Gilets Jaunes : un mouvement antipolitique ou la réinvention d’un nous ?
Article paru dans Philosophie Magazine, n°129, février 2019.
La France péri-urbaine, pavillonnaire, cliente des centres commerciaux, celle qui travaille dur et gagne peu, celle qui n’est pas assez pauvre pour intéresser les plans pauvreté et qui n’est pas assez riche pour s’en sortir avec dignité, celle qui n’a jamais défilé avec les fonctionnaires ou la manif pour tous, décida un jour d’exprimer sa colère contre la taxation du diesel en bloquant les carrefours et en occupant les ronds-points. La droite applaudit : révolte fiscale, dit-elle. La gauche suivit : justice sociale, affirma-t-elle. L’extrême droite y vit le réveil des « petits blancs » abandonnés par la mondialisation. L’extrême gauche diagnostiqua l’insurrection qui vient. Et tous se mêlèrent au mouvement en soufflant sur les braises. Tous avaient pour cela de bonnes raisons puisque les « revendications » étaient mouvantes et contradictoires : plus d’Etat, moins d’Etat ; plus de dialogue, pas de dialogue, etc. Tous se trompaient cependant parce que la nature profonde de ce « mouvement », liée à l’époque, leur échappait. Il est anti-politique – il est animé par l’empire des « droits subjectifs » sans limite ni mesure. Il est anti-collectiviste – c’est une révolte classiste sans conscience de classe et hors du cadre de la production. Il est anti-hiérarchique – il dépend des réseaux sociaux et de leur fausse horizontalité « égalitariste » (discours de haine, théories complotistes,fake news, etc.)
Que faut-il craindre ? Qu’il se structure ? Etant donné sa nature anti-politique, ce ne pourrait être qu’autour d’une figure télévisuelle charismatique, comme en Italie, ce que faillit être Cyril Hanouna au début du mouvement. L’idée d’un mouvement « Cinq étoiles » à la française a fait long feu. Qu’il finisse par s’épuiser ? Il pourrait bien alors n’être que le premier d’une série de révoltes individualistes, hors de tout cadre institutionnel, social ou politique, fomentées par la seule puissance des réseaux sociaux. On entrerait alors dans une période de guerre civile froide, caractérisée par une exacerbation des passions anti-démocratiques au nom d’une exigence de « toujours plus de démocratie » (sous-entendu : qu’on m’entende, moi !), un « sauve-qui-peut-chacun-pour-soi-tout-de suite », un trumpisme « à la française » alimenté par le raidissement des classes dominantes, l’inéluctable retrait des services publics (puisque la social-démocratie a été laminée), l’accélération du démantèlement de l’Union européenne, une aggravation des crises écologiques, en somme l’achèvement du mouvement anti-Lumières : le rêve de Bannon ou de Zemmour.

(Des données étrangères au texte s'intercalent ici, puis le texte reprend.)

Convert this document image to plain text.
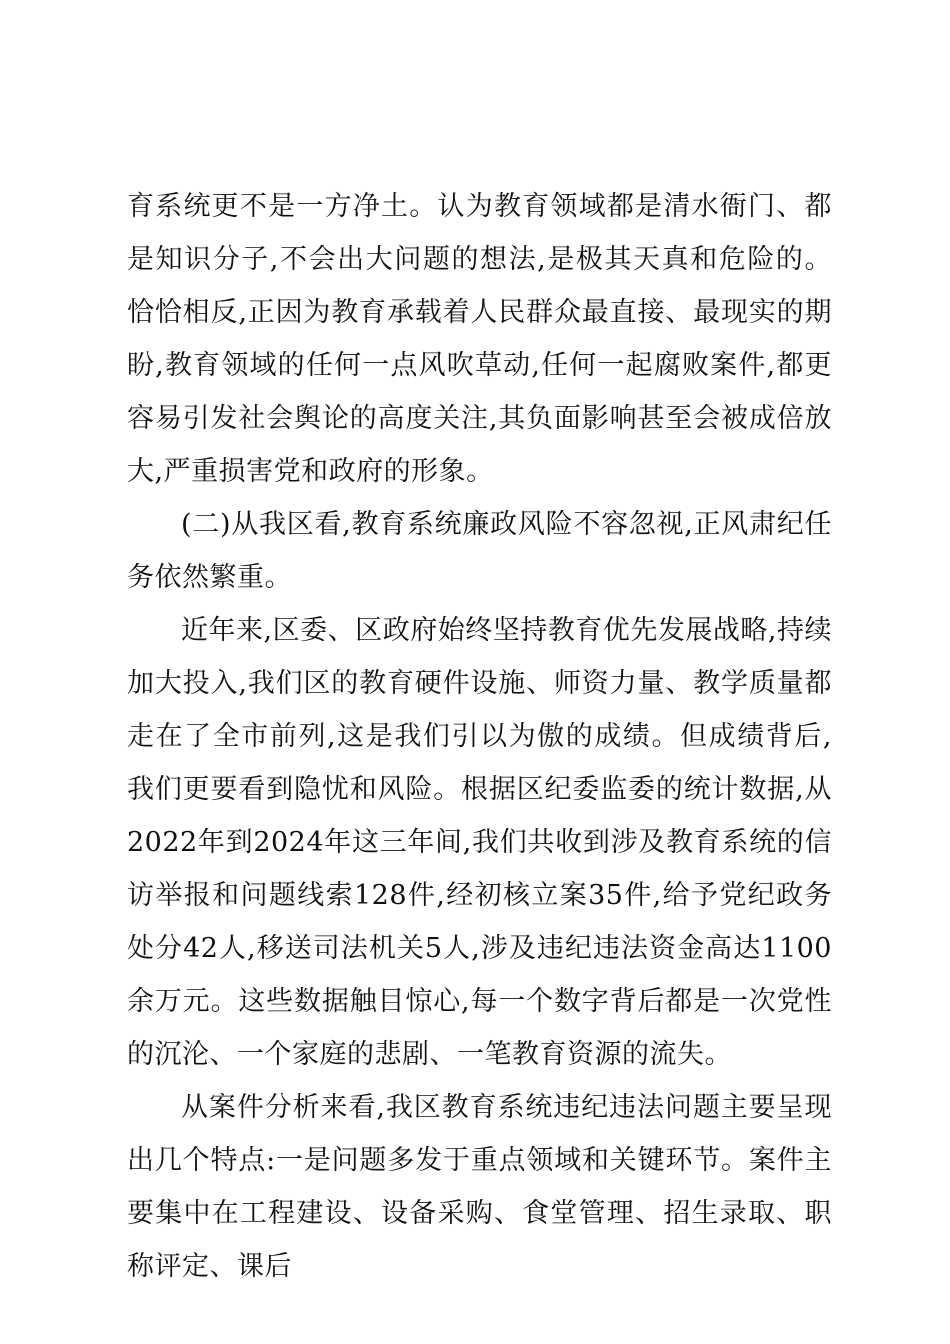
育系统更不是一方净土。认为教育领域都是清水衙门、都是知识分子,不会出大问题的想法,是极其天真和危险的。恰恰相反,正因为教育承载着人民群众最直接、最现实的期盼,教育领域的任何一点风吹草动,任何一起腐败案件,都更容易引发社会舆论的高度关注,其负面影响甚至会被成倍放大,严重损害党和政府的形象。

(二)从我区看,教育系统廉政风险不容忽视,正风肃纪任务依然繁重。

近年来,区委、区政府始终坚持教育优先发展战略,持续加大投入,我们区的教育硬件设施、师资力量、教学质量都走在了全市前列,这是我们引以为傲的成绩。但成绩背后,我们更要看到隐忧和风险。根据区纪委监委的统计数据,从2022年到2024年这三年间,我们共收到涉及教育系统的信访举报和问题线索128件,经初核立案35件,给予党纪政务处分42人,移送司法机关5人,涉及违纪违法资金高达1100余万元。这些数据触目惊心,每一个数字背后都是一次党性的沉沦、一个家庭的悲剧、一笔教育资源的流失。

从案件分析来看,我区教育系统违纪违法问题主要呈现出几个特点:一是问题多发于重点领域和关键环节。案件主要集中在工程建设、设备采购、食堂管理、招生录取、职称评定、课后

Que pourrait-on en espérer ? Une vraie sortie par le haut supposerait une sortie du cadre national pour réclamer une justice fiscale et une lutte contre les politiques néolibérales à l’échelle européenne. Sa nature franco-française l’en empêche.
Alors, le seul espoir est que sa forme finisse par contredire sa nature. Il faut en effet prendre aux mots ceux qui, à chaque étape, quelles que soient les « victoires » obtenues, répètent : « on continuera jusqu’au bout ». Quel bout ? Le bout, pour eux, ce n’est pas quelque nouvelle concession du « pouvoir »… on sent bien qu’ils ne s’en satisferont jamais. Le bout qu’ils entrevoient, n’est-ce pas justement le sans-bout ? N’est-ce pas de pouvoir continuer à vivre ce qu’ils vivent ensemble, à chaque carrefour, sur chaque rond-point, pour la première fois et à leur grande surprise ? Ce qu’ils découvrent, au fond, ce qu’ils réinventent, ce sont ces sentiments dont leur mode de vie les a préservés : la solidarité, la fraternité, la chaleur du collectif. Allons plus loin. Ne pourrait-on pas espérer qu’ils fassent de cette réinvention d’un nous inattendu la source d’une « auto-institution de la société », à l’encontre même de la nature de leur lutte ? Ils découvriraient par exemple qu’ils pourraient se co-voiturer (double gain !), faire leurs courses collectivement pour obtenir des ristournes, s’entraider entre pavillons voisins, défendre ici un dispensaire menacée, faire rouvrir là une école primaire grâce à une institutrice à la retraite bénévole, etc. L’imaginaire est sans limite dès lors qu’il accepte d’être collectif. Et la démocratie commence à la base – et non dans les illusions de référendums à répétition.